Modify the VM type, parameters, Kafka/Spark version, and so on.

For example,

In the ARM template, edit these fields as appropriate.

"vmSize": "Standard_D3_v2"
"parameters": "unravel-server $PRIVATEIP:3000 spark-version $MAJOR.$MINOR.$PATCH"
"applicationName1": "$NEW_EDGE_NODE_HOSTNAME"

In the parameter file, modify the cluster name.

"clusterName": {
  "value": "$MY_CLUSTER_NAME"
}

Validate template before deployment.

az group deployment validate --resource-group "$RESOURCEGROUP" --template- file  azuredeploy.json --parameters azuredeploy.parameters.json { "error": null, ... "provisioningState": "Succeeded",  ... }

Create the edge node.

This should take 10-15 minutes to run since it has to provision a VM and install the Hadoop binaries.

az group deployment create --name deploymentname --resource-group "$RESOURCEGROUP" --template- file  azuredeploy.json --parameters azuredeploy.parameters.json

Verify that the changes have been added to Ambari.

Auto-scale the cluster

HDInsight allows you to resize your cluster up/down to meet your current demands.

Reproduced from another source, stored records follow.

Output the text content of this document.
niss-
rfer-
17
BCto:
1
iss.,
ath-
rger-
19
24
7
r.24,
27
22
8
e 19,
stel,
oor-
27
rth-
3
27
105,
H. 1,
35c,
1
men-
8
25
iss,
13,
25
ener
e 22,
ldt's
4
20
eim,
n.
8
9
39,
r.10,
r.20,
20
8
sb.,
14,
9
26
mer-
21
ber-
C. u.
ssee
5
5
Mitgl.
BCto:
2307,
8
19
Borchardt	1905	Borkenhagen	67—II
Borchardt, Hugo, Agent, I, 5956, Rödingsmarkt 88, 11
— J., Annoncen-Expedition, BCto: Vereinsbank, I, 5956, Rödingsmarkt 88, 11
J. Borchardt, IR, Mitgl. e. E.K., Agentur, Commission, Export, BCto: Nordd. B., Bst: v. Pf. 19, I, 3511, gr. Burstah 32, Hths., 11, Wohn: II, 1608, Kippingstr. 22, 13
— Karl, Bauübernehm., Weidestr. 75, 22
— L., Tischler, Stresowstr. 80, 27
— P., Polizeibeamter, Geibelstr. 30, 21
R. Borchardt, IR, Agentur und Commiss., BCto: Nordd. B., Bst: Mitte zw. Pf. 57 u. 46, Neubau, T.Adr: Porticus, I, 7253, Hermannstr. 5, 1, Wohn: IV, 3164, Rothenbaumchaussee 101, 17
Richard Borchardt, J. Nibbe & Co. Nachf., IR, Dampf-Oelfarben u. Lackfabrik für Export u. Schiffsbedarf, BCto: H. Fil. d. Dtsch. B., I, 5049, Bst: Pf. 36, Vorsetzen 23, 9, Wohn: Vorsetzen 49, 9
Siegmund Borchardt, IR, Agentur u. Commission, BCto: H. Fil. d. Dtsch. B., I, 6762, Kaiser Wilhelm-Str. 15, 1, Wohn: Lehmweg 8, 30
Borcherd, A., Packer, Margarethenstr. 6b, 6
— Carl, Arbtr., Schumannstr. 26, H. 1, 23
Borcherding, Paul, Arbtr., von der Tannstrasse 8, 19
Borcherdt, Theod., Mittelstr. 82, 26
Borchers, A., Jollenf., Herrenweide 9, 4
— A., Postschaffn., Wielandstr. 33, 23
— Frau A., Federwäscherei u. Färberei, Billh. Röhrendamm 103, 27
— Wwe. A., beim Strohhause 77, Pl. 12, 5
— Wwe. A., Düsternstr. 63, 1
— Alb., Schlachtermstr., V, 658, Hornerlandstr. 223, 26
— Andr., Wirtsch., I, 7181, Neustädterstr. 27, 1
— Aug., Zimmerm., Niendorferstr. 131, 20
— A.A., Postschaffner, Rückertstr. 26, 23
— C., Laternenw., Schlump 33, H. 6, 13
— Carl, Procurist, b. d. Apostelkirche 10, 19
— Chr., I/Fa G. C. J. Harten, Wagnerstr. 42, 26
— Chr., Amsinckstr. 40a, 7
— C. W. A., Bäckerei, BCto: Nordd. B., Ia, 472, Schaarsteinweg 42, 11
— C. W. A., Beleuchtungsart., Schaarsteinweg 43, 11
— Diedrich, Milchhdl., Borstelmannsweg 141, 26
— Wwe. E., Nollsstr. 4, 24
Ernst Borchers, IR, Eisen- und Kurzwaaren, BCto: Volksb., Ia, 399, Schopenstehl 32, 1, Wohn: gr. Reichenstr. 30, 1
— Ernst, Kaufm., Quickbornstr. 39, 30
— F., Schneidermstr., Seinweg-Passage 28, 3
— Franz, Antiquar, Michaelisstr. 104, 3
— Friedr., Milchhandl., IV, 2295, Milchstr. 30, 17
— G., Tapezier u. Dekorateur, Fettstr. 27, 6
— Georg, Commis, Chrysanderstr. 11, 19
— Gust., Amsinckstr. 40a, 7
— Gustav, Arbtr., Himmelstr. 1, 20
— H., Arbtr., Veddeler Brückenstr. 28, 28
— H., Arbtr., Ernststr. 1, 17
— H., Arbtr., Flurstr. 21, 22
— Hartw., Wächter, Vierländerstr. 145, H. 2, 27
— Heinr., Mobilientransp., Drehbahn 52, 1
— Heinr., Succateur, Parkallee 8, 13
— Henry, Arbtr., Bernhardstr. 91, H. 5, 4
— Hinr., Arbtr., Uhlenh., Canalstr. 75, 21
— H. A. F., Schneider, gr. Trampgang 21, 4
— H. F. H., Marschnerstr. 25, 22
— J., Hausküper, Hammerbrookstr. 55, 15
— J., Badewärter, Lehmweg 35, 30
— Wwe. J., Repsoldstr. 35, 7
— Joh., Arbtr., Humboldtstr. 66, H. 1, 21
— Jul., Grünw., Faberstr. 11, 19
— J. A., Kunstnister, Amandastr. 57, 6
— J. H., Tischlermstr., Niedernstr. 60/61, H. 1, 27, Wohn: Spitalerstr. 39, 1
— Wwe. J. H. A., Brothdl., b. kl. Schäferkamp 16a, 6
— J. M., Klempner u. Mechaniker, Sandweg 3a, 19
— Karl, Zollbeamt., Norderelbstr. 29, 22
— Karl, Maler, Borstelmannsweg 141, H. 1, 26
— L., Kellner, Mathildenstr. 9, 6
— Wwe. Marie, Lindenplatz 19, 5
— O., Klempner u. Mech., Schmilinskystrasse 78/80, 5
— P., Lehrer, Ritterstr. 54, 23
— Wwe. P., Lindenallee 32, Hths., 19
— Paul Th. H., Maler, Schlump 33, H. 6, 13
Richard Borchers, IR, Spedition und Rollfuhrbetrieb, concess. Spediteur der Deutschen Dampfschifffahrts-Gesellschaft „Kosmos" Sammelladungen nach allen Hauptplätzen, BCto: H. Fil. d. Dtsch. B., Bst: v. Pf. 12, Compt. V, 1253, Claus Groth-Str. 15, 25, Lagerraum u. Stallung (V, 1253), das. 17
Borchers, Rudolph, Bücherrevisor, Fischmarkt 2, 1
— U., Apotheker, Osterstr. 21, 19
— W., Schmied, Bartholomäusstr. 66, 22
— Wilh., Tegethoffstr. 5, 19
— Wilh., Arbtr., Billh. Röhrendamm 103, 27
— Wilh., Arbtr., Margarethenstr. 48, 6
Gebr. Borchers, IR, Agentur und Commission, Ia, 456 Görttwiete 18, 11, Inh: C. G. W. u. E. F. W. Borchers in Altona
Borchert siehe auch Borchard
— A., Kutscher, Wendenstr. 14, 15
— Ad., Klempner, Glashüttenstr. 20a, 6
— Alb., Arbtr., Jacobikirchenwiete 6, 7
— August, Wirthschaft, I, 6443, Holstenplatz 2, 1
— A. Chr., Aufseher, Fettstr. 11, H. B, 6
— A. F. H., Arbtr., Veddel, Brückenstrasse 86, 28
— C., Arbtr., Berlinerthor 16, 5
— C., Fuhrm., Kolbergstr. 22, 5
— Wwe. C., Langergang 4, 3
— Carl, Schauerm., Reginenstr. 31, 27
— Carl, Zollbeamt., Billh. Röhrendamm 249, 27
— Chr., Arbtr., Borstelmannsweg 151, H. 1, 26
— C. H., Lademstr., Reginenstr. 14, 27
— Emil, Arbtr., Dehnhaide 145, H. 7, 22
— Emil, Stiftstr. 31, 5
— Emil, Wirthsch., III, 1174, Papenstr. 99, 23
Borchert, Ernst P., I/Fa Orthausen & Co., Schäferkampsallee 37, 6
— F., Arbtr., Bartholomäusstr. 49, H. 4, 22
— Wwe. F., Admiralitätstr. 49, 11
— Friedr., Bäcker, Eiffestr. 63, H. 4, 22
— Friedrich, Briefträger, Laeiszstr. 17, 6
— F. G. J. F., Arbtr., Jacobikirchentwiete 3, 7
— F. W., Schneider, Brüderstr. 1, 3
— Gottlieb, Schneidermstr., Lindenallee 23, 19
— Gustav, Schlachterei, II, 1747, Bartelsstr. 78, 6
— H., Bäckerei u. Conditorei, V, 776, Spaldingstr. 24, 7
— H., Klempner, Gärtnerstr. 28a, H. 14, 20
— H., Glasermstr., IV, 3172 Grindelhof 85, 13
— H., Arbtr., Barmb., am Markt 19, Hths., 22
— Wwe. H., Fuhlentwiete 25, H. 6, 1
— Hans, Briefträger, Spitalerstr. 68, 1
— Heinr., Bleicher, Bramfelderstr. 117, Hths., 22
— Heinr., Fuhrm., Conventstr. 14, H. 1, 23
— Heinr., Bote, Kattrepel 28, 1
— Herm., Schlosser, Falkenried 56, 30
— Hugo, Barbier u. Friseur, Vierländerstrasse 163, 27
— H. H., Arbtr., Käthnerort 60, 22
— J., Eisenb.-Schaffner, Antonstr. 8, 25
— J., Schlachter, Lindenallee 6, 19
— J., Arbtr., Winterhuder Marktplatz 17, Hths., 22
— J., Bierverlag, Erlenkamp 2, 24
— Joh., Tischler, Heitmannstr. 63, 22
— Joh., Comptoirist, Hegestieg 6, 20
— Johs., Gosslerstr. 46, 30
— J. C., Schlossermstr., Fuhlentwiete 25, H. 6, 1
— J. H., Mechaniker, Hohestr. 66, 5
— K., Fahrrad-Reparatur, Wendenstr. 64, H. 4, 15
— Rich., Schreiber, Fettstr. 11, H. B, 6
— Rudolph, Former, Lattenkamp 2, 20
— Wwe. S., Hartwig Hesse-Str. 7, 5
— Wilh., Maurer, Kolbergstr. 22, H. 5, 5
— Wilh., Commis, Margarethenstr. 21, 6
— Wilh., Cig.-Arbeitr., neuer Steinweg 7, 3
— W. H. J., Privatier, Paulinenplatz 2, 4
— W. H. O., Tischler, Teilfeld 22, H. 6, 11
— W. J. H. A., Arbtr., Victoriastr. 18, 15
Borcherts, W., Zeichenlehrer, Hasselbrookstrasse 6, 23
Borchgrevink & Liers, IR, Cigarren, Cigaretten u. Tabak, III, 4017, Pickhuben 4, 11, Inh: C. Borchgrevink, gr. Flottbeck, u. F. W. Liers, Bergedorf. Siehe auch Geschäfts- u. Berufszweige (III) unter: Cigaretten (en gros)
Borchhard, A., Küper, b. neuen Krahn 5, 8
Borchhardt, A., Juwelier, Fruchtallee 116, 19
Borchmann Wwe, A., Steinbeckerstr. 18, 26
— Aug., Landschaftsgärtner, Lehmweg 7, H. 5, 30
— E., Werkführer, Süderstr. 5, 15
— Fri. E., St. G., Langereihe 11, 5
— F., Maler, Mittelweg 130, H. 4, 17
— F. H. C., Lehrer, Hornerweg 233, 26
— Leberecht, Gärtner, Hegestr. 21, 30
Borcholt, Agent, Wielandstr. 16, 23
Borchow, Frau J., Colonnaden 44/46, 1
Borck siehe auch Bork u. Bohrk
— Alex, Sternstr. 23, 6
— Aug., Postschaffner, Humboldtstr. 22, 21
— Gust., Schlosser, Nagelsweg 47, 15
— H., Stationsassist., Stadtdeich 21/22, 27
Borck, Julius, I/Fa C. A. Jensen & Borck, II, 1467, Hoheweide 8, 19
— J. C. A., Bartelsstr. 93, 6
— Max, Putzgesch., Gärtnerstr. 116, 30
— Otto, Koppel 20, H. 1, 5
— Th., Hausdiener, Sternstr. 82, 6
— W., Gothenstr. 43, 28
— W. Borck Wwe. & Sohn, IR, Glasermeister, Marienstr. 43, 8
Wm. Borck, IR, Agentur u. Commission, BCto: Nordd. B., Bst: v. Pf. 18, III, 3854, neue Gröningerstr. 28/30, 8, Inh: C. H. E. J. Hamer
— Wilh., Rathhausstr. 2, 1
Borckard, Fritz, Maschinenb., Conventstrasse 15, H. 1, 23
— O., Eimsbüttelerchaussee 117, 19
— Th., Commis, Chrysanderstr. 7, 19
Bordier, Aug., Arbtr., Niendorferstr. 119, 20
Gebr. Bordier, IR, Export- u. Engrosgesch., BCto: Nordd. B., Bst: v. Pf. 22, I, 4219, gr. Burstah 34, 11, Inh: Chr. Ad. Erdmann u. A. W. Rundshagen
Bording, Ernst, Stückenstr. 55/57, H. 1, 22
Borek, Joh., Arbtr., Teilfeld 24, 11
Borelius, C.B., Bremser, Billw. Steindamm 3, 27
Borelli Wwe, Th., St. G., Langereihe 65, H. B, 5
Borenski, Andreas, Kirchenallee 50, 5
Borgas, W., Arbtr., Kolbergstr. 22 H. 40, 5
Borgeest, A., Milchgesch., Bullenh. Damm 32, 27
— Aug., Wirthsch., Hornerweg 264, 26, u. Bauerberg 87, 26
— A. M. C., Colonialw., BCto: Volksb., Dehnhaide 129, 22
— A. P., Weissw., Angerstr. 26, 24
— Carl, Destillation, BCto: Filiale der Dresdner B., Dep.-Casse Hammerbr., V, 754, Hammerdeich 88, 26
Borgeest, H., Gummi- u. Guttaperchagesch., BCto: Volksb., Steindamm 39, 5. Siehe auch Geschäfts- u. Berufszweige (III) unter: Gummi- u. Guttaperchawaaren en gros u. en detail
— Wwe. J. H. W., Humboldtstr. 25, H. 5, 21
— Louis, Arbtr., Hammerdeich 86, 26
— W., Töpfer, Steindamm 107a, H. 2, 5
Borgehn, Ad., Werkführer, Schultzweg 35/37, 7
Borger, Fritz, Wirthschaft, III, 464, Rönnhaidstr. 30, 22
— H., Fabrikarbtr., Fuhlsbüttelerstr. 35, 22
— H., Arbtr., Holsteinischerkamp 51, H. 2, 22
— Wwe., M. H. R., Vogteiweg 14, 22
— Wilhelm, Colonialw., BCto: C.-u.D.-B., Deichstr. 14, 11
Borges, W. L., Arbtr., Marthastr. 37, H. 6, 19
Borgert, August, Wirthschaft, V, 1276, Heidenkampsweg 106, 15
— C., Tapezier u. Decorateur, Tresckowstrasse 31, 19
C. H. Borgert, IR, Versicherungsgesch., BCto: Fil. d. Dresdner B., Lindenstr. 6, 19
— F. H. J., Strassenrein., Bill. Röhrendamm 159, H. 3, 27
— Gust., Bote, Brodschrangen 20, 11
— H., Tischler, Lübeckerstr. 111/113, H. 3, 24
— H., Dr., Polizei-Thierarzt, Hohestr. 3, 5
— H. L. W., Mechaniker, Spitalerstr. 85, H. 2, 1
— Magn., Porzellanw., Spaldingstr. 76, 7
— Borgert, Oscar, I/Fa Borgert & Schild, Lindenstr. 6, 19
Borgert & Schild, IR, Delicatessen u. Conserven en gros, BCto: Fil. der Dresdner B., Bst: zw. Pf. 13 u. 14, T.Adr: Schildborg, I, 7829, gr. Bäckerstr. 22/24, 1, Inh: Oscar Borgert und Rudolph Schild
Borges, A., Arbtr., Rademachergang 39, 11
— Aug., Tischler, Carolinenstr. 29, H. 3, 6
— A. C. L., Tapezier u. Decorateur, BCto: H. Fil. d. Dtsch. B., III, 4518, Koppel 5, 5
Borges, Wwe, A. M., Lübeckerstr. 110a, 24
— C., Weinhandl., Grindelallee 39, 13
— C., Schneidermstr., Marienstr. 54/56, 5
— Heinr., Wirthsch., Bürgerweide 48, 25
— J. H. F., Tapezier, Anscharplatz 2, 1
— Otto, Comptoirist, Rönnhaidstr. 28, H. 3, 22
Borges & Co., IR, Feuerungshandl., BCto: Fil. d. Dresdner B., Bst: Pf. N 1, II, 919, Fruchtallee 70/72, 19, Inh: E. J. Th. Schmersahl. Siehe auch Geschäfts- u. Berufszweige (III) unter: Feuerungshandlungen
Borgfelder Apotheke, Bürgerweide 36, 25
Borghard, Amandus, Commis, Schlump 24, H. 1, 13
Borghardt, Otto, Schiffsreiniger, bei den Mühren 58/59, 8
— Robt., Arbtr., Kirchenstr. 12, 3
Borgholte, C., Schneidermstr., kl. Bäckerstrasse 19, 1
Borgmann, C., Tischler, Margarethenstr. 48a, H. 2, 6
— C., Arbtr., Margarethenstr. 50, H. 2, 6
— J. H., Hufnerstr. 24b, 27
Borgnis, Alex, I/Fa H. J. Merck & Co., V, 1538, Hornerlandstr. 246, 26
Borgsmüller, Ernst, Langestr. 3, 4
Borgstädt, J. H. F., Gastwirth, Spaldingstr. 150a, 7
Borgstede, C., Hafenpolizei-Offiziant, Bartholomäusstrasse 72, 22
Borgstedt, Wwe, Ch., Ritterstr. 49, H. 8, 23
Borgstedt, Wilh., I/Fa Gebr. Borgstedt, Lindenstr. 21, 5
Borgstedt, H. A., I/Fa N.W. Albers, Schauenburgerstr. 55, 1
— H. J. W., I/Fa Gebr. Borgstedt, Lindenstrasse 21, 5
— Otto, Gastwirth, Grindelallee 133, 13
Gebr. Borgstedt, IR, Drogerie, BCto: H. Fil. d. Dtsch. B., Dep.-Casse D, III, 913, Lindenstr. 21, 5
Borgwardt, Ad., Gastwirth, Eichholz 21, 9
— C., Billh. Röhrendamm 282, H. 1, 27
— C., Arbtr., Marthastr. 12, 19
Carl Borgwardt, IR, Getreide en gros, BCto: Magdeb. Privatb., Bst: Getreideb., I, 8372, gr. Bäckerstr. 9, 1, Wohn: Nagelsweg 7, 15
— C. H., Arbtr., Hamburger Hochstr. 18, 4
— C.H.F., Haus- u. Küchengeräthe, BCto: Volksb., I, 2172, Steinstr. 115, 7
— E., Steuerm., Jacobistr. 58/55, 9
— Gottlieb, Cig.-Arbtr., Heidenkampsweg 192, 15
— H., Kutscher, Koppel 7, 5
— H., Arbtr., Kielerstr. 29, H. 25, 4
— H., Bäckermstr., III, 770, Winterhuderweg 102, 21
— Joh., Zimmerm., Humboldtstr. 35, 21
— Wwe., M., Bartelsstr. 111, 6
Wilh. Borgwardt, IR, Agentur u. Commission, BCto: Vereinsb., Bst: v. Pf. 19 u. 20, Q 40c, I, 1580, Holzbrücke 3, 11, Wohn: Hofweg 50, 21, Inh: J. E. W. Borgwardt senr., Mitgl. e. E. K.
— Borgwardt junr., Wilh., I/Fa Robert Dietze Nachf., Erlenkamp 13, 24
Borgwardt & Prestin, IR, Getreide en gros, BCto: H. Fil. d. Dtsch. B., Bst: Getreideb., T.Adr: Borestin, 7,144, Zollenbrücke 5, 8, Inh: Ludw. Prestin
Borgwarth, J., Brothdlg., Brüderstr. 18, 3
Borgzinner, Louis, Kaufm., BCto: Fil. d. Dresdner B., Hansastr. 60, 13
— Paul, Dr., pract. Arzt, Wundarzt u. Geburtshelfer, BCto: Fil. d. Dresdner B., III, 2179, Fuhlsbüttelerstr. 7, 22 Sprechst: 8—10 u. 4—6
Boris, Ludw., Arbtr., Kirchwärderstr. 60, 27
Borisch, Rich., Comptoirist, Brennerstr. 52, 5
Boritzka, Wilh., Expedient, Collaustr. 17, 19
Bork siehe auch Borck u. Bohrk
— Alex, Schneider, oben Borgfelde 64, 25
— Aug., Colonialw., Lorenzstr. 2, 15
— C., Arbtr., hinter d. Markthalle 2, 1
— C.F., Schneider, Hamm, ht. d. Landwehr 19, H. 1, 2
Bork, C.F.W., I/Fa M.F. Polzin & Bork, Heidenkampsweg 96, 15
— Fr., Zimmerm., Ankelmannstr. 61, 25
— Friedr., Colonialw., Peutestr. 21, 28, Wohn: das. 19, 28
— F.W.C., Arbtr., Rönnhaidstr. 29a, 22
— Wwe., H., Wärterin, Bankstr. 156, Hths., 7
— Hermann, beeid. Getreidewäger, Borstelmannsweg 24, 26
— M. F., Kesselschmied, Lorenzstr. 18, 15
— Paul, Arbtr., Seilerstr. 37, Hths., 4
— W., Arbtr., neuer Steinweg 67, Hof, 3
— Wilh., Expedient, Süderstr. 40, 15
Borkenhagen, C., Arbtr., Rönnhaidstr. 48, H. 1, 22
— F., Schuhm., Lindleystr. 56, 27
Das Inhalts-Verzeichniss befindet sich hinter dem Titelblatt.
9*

From the Azure portal, navigate to HDInsight Clusters | your-cluster | Cluster Size.
Enter your desired number of workers and validate that you have enough resources for your resource group and region (based on any quotas).
Click Save.
HDInsight takes the appropriate action:
- For downsizing, HDInsight runs the Decommission command some number of workers on the DataNode, NodeManager, and HBase RegionServer processes (if it exists). Once drained, it removes the VM from Ambari and then from the cluster.
- For upsizing, HDInsight provisions new VM, installs the Hadoop bits, and adds the worker components (DataNode, NodeManager, and potentially HBase RegionServer).
Note
If the Unravel script action was also "persisted" to run on "worker nodes", then new VMs will automatically run a custom command for the Unravel bootstrap script.